Escrever o relatório depois de lançar o produto apenas para confirmar que tudo é aceitável transforma análise de risco em peça de defesa. O documento precisa ter poder de mudar o projeto.

Por Giovanny Maciel, Sócio-fundador

Relatório de Impacto à Proteção de Dados Pessoais (RIPD) não é uma política pública nem um formulário universal. Ele documenta operações que podem gerar alto risco e as medidas usadas para reduzir esse risco. A ANPD explica o RIPD como documentação que descreve processos de tratamento capazes de gerar alto risco e as salvaguardas correspondentes.

O relatório precisa explicar a decisão, não apenas o sistema

Um RIPD útil descreve contexto, finalidade, necessidade, dados, titulares, fluxos, riscos e controles. A lista de ferramentas pode fazer parte da análise, mas não substitui a pergunta central: como este tratamento pode afetar pessoas e o que foi feito para reduzir esse impacto?

Matriz do relatório de impacto Necessidade e benefício devem ser confrontados com gravidade, probabilidade e salvaguardas. benefício e finalidade necessidade comprovada risco ao titular mitigação e residual
Escrever o relatório depois de lançar o produto apenas para confirmar que tudo é aceitável transforma análise de risco em peça de defesa.

A avaliação deve acontecer cedo o suficiente para influenciar o desenho. Produzir o relatório depois que produto, fornecedor e arquitetura já foram fechados transforma a ferramenta em justificativa retrospectiva.

Operações de perfilamento, uso de dados sensíveis, públicos vulneráveis ou tecnologias com impacto relevante podem demandar atenção reforçada conforme o contexto. A análise de bases legais e o mapeamento de dados alimentam o relatório.

Risco residual precisa aparecer

Nem todo risco pode ser eliminado. O documento deve registrar controles existentes, limitações e quem aceitou o risco remanescente. Isso permite revisão quando tecnologia, escala ou finalidade mudam e evita que “baixo risco” seja apenas um adjetivo sem critério.
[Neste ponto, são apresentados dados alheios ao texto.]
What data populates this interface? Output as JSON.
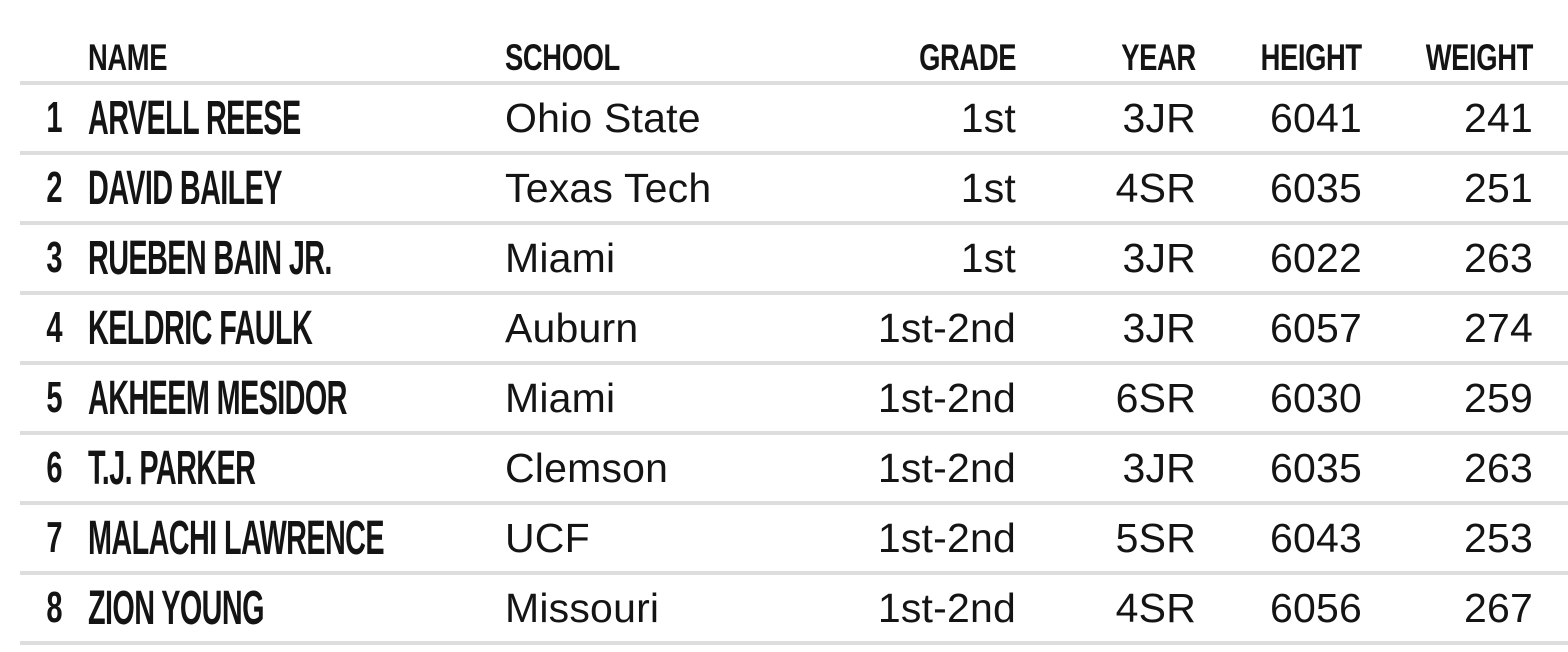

O RIPD ganha valor quando se torna parte da governança de produto e mudança, e não um PDF produzido para demonstrar conformidade depois da decisão.

Cenário de dano precisa ser concreto

“Risco de vazamento” é genérico demais. O relatório deve imaginar como uma falha poderia afetar pessoas: fraude, discriminação, exposição de condição sensível, perda de acesso ou vigilância indevida. Essa descrição permite escolher controles que realmente atacam o problema.

Controle precisa ter responsável e evidência

Dizer que haverá “segurança adequada” não permite verificar implementação. O RIPD pode apontar medida, dono, prazo e evidência esperada — por exemplo, revisão de acesso, minimização de atributo ou alteração de retenção. Quando o controle depende de fornecedor, essa dependência também deve aparecer.

A revisão deve ser acionada por mudança relevante de finalidade, tecnologia, escala ou público. Um relatório antigo pode continuar formalmente arquivado enquanto o produto já executa tratamento muito diferente.

O relatório deve permanecer conectado ao tratamento que descreve. Mudança de finalidade, tecnologia, público, volume ou compartilhamento pode tornar antigas premissas insuficientes. A revisão não precisa esperar um incidente: ela é parte da gestão do risco que justificou o documento.

Perguntas frequentes

Todo tratamento exige RIPD?

Não. A necessidade depende do risco, da natureza da operação e de eventual solicitação da ANPD.

O relatório deve ser público?

A transparência pode exigir informações relevantes, mas o documento pode conter segredos e detalhes de segurança que demandam tratamento cuidadoso.